Rush and Kathryn love iced tea and thought a patriotic beverage would be ideal! They set out to taste test hundreds of samples to ensure they selected the best possible blend of natural ingredients. Rush was determined to make the Original Sweet Tea taste just like his mother used to make when he was growing up in the great state of Missouri. Both thought why not be modern day milkmen and deliver the finest iced tea in America right to your front door step?
Once Rush and Kathryn decided on the product and the basic structure of the business, they began to brainstorm brand names. They wanted to be unique and not go by a standard "marketing manual." After many laughs and semi-ridiculous suggestions, Rush and Kathryn decided they would honor a great America Patriot, Paul Revere, by selecting the name Two If By Tea® featuring Rush Revere dressed in colonial attire. Rush Revere, along with his horse Liberty, is featured on Two If By Tea's® labels.
Rush and Kathryn wanted to be sure to maintain a very personal connection with their extended tea family! They consider each tea family member an important part of Two If By Tea's® success for which they will always be grateful.

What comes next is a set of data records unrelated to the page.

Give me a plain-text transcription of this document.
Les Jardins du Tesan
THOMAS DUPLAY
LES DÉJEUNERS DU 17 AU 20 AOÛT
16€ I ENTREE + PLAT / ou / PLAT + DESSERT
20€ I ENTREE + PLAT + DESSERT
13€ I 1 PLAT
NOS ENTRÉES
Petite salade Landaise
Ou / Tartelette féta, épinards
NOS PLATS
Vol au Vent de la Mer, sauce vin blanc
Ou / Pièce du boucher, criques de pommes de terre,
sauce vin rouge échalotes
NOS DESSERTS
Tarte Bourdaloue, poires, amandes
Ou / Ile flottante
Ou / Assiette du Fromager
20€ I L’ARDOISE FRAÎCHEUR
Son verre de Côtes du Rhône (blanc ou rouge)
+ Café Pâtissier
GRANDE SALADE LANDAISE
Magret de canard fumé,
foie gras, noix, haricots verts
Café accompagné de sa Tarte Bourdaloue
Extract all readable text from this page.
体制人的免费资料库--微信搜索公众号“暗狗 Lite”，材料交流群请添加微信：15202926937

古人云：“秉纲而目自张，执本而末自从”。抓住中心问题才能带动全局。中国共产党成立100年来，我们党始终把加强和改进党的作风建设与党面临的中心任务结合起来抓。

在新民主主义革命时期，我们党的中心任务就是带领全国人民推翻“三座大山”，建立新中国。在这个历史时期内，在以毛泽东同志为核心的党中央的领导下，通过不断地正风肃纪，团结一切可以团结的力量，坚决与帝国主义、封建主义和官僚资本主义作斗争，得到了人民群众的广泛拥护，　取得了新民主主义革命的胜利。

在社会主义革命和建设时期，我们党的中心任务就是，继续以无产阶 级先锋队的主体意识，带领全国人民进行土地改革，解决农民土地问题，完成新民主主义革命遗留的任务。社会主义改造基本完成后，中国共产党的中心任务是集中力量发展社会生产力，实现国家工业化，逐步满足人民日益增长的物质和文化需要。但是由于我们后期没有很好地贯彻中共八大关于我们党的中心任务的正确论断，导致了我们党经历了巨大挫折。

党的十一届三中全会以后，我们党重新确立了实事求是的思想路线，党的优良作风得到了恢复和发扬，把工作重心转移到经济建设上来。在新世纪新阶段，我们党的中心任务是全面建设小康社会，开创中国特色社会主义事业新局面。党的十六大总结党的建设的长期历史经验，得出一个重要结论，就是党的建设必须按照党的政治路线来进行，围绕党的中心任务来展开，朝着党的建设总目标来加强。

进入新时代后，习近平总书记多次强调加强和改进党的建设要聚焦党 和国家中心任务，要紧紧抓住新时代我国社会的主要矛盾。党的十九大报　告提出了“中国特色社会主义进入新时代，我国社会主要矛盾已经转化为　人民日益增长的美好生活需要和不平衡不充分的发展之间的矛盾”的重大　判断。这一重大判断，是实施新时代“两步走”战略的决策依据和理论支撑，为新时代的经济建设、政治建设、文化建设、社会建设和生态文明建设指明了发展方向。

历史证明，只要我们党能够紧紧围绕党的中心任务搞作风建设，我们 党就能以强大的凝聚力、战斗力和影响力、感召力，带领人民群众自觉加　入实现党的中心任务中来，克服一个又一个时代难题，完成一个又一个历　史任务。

They put together a small team of incredibly bright, passionate, creative, and innovative people to maintain this familial philosophy.
The Two If By Tea® name is a modern-day twist on the famous line One if by land, and two if by sea of Henry Wadsworth Longfellow's poem Paul Revere's Ride. The famous poem describes Paul Revere's April 18, 1775 ride into the New England countryside warning of the invasion of the British regulars. King George III of England heard the rumblings of independence of the American Patriots and was hell-bent on destroying the spirit of these colonials. He failed.
Longfellow wrote that planning weeks before, Revere instructed the Sons of Liberty to place lanterns in the belfry arch of Christ Church in Boston. One illuminated lantern if the Red Coats were approaching by land from Boston Neck, two if by sea across the Charles River. Seeing two lanterns, Paul Revere and his fellow patriots rode spreading the alarm to country folk to rise and protect their liberty. And they did!